There are many more things Jesus did, of course. I’m not trying to make an exhaustive list. When the Christians in Corinth read Paul’s letter reminding them that they knew Christ had been raised, I think some recollections of Jesus’ life like this must have been remembered. And in remembering, they saw in themselves the risen savior, because they did, however imperfectly, what Jesus did.
  • The church points to God. The church calls the world to God and reveals God as one who can be known and admitted into close relationship with every human being. The church proclaims the word of God and worships God. The church honors God in its work for justice and reconciliation. The Word and work of the church calls society to live as God intended.
  • The church suffers and sometimes dies. It is almost incomprehensible that the Christian faith and its works flourish where its persecution is greatest. While we in America don’t suffer for our faith, our brothers and sisters in Christ in Pakistan, Saudi Arabia, Nigeria, China and many other places are being imprisoned or killed today because they proclaim Christ.
  • We share our table with one another. More than that, we share our food with the hungry. The works of Christian relief agencies have staved off starvation in Bangladesh, Africa and South America. In any American city today, Catholic and Protestant missions are all that stand between many poor people and terrible hunger.
  • The church brings in the poor and offers comfort to the sinners of the world. We are all sinners, yes, but there are many people who have become so entrapped in sin and falleness that the secular world would just drop them from sight. But inside prisons and drug-rehab centers, in the lives of the chronically homeless, we find the church.
  • The church heals the sick. It was not an atheist association that built Baptist Hospital or St. Thomas hospital. Around the world, medical relief missions work to inoculate children, conquer disease and improve preventive medicine practices in third world countries. Mother Theresa’s order of Sisters of Mercy was the last hope for countless thousands of the lowest caste of Indians suffering in the gravest crises. It is no coincidence that Mother Theresa was a disciple of Jesus Christ and not of some pagan deity or secular humanism.
  • The church prays. We remain in continual confession and inquiry before God. In the sum of our prayers we bare the world’s soul. We overcome life’s tragedy because we know that there is nothing that can separate us from the love of God in Christ Jesus, and that no thing that exists or can be imagined can block us from approaching God with confidence in his mercy.

There is one thing left. Jesus loved. Jesus was the supreme lover of all time. It is in this love we find Christ’s greatest presence. Without this love we are lost and empty; with it we are a holy people, fit for God’s works. Our love does not evoke the sappy sentimentality of simple romanticism or the giggly goofiness of erotic titillation.

Our love is patient and kind. It is not envious or boastful or proud, it is not rude or self-serving or easily angered. Our love keeps no record of wrongs. Our love protects, always trusts, always hopes, always perseveres.

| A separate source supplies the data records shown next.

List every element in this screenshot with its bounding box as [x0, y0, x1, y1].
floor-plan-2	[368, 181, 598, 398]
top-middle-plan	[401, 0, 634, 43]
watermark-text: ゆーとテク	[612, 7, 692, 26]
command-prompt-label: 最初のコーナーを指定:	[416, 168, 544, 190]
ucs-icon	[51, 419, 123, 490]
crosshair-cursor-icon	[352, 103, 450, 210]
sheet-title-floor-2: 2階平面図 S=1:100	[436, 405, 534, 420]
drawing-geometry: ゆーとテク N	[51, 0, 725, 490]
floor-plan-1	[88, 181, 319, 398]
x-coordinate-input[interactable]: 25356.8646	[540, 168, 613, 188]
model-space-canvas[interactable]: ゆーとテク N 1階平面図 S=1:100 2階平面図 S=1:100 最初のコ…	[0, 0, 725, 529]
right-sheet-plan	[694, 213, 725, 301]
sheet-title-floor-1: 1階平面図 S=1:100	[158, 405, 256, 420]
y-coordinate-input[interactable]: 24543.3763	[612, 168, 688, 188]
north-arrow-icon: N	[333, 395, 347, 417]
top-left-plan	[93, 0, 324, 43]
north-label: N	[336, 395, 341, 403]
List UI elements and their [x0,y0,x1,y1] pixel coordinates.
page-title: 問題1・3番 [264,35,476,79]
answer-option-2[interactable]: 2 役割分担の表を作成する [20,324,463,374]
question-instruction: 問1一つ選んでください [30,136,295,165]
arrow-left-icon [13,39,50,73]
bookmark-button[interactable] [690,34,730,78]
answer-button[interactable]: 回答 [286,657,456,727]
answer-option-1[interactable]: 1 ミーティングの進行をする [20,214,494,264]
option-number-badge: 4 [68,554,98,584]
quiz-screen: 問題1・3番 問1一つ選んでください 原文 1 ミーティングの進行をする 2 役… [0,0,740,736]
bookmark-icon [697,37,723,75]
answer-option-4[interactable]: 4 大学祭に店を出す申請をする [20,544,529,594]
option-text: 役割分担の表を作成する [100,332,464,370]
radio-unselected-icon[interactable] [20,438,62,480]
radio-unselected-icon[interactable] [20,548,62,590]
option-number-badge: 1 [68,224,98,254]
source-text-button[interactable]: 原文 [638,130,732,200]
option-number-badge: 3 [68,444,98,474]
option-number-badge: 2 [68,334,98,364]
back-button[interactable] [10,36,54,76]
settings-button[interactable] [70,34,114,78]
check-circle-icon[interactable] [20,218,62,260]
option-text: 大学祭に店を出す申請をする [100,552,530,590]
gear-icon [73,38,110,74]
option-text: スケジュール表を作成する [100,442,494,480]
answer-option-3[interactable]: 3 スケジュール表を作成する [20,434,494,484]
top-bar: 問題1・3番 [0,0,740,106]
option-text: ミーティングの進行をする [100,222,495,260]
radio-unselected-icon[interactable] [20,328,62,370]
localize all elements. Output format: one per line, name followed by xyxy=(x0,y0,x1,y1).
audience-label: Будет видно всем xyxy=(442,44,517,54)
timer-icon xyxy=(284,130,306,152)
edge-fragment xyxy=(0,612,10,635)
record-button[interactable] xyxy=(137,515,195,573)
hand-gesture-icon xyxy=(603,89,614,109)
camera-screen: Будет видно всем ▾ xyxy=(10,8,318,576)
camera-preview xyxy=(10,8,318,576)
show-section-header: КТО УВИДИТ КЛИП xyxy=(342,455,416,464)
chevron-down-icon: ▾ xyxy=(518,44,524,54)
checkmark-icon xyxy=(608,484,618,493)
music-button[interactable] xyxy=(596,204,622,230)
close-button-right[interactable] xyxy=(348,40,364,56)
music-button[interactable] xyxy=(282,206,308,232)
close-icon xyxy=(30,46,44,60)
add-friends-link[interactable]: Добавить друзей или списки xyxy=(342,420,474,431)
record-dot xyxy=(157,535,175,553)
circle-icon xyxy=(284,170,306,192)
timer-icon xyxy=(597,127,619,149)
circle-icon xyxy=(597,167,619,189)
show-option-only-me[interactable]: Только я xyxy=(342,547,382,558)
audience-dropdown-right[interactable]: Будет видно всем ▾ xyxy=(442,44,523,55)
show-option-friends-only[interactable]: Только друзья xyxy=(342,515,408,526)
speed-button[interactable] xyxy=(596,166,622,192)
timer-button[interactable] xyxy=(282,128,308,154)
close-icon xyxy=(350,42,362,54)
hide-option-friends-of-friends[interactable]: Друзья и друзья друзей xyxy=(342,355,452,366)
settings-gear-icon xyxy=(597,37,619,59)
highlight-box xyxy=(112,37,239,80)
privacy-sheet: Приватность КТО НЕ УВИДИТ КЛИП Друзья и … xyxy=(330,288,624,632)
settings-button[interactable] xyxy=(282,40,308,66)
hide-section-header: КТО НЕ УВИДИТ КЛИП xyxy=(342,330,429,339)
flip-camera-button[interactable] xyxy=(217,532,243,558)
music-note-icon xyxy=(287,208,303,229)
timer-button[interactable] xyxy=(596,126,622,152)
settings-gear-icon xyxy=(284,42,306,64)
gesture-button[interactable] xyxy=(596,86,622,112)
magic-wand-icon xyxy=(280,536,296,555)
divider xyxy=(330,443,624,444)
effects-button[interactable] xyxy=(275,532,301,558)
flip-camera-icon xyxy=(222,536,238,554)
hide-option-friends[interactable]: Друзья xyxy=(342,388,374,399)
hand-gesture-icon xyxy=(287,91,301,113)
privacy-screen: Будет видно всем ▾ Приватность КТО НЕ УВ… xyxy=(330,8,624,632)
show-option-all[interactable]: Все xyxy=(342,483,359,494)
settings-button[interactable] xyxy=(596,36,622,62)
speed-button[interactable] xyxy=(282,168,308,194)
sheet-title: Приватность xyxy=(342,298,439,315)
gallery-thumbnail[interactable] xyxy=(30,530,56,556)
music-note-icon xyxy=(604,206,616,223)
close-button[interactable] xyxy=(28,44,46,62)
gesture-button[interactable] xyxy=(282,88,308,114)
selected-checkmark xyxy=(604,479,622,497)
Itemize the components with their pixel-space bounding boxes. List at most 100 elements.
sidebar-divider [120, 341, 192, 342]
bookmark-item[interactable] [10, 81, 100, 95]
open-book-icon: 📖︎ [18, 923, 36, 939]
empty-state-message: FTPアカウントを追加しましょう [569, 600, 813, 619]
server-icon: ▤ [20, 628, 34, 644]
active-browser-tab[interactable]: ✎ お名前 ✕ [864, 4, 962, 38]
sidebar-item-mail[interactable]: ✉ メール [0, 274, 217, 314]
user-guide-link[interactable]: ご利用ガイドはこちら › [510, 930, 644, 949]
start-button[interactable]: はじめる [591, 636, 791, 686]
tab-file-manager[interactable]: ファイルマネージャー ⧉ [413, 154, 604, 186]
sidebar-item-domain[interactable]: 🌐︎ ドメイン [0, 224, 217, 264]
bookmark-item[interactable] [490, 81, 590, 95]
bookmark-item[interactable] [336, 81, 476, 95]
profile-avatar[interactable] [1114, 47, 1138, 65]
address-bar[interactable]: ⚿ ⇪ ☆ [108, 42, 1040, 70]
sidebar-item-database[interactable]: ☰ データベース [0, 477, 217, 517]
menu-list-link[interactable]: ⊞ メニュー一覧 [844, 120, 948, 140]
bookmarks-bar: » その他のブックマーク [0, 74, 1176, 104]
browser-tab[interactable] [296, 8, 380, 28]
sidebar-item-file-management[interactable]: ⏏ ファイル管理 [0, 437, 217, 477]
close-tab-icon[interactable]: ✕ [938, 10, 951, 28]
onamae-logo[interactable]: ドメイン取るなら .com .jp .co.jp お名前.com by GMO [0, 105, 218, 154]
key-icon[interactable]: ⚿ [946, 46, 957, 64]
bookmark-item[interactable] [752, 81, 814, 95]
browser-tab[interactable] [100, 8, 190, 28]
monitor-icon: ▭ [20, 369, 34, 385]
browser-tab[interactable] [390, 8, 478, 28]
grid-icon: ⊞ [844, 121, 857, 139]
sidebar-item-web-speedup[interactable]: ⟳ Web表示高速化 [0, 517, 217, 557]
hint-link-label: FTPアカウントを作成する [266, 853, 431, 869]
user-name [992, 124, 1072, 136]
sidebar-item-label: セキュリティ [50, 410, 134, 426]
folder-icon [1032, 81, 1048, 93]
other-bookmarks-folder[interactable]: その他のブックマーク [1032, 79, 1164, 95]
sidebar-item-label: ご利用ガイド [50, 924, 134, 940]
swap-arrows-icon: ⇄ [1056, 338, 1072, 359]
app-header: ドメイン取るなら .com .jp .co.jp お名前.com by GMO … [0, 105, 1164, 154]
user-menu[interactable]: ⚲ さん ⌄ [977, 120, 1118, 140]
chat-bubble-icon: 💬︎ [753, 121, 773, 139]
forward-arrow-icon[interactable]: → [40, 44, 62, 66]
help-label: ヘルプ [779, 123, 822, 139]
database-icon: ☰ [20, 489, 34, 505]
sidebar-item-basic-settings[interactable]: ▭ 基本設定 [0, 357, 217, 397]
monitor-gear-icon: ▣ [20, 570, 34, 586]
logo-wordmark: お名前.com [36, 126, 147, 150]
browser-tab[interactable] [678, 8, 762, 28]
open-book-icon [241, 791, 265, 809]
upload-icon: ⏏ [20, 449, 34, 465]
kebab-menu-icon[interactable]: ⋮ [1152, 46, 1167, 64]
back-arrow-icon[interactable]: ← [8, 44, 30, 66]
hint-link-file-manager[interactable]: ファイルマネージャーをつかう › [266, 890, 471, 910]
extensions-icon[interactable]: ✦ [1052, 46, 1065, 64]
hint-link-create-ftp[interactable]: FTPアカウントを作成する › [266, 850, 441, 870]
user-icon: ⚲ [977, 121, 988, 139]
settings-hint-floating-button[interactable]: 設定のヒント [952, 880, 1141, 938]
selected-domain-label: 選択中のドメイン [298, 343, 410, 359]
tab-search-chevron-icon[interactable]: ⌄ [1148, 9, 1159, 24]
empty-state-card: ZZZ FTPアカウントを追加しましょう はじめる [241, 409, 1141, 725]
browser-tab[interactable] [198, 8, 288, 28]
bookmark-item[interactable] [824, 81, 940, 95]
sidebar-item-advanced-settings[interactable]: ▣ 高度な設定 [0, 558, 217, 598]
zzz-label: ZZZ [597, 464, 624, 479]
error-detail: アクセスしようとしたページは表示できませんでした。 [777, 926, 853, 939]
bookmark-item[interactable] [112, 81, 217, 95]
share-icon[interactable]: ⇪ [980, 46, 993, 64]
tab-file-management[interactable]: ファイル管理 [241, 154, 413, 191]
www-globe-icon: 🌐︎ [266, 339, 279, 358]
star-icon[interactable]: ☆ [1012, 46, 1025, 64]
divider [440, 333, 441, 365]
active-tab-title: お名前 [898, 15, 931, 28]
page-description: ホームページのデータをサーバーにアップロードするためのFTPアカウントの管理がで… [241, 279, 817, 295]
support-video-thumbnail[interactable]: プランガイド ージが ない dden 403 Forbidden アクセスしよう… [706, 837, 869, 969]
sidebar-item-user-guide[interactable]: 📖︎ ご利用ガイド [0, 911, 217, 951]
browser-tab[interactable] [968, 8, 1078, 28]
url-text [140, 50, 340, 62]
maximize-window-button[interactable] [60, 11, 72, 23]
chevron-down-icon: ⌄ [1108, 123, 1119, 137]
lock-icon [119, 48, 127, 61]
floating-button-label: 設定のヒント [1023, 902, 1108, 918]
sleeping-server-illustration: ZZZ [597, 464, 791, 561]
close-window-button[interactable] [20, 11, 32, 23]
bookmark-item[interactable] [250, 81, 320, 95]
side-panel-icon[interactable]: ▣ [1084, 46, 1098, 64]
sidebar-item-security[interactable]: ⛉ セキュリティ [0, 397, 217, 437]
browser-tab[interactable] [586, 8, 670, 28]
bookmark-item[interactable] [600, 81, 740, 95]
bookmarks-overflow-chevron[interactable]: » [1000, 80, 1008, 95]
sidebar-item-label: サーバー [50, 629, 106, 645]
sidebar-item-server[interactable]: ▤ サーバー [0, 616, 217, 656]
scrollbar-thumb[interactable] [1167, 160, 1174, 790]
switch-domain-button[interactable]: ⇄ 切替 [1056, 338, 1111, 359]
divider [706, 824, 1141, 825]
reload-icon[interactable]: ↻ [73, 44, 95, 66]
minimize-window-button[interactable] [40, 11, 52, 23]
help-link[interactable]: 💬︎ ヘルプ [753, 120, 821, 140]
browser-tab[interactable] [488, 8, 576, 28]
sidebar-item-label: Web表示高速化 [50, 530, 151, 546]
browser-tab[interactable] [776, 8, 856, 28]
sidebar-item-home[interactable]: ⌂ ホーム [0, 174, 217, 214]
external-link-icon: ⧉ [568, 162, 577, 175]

Our love never fails. In our faith we have hope, but our love is greater than faith or hope. Our love reaches out instead of turning in. It builds up rather than knocks down. It values and cherishes rather than degrades or derides.

The Corinthians knew, and we know too, that this love does not—could not— come from ourselves. It is far greater and deeper than anything we could bring forth. We know we did not have this love or live this life until we encountered the Gospel and took the chance that maybe the most fantastic of all tales could really be true: that the tomb really was empty and that Jesus really does live. 

The Corinthian Christians are long dead, the apostles have turned to dust. But generation after generation of Christian people have suffered, healed, prayed and proclaimed, all on a single declaration, that Christ is raised.

What happened to Christ’s body? Well, look around you, look around. Here it is, all of us together.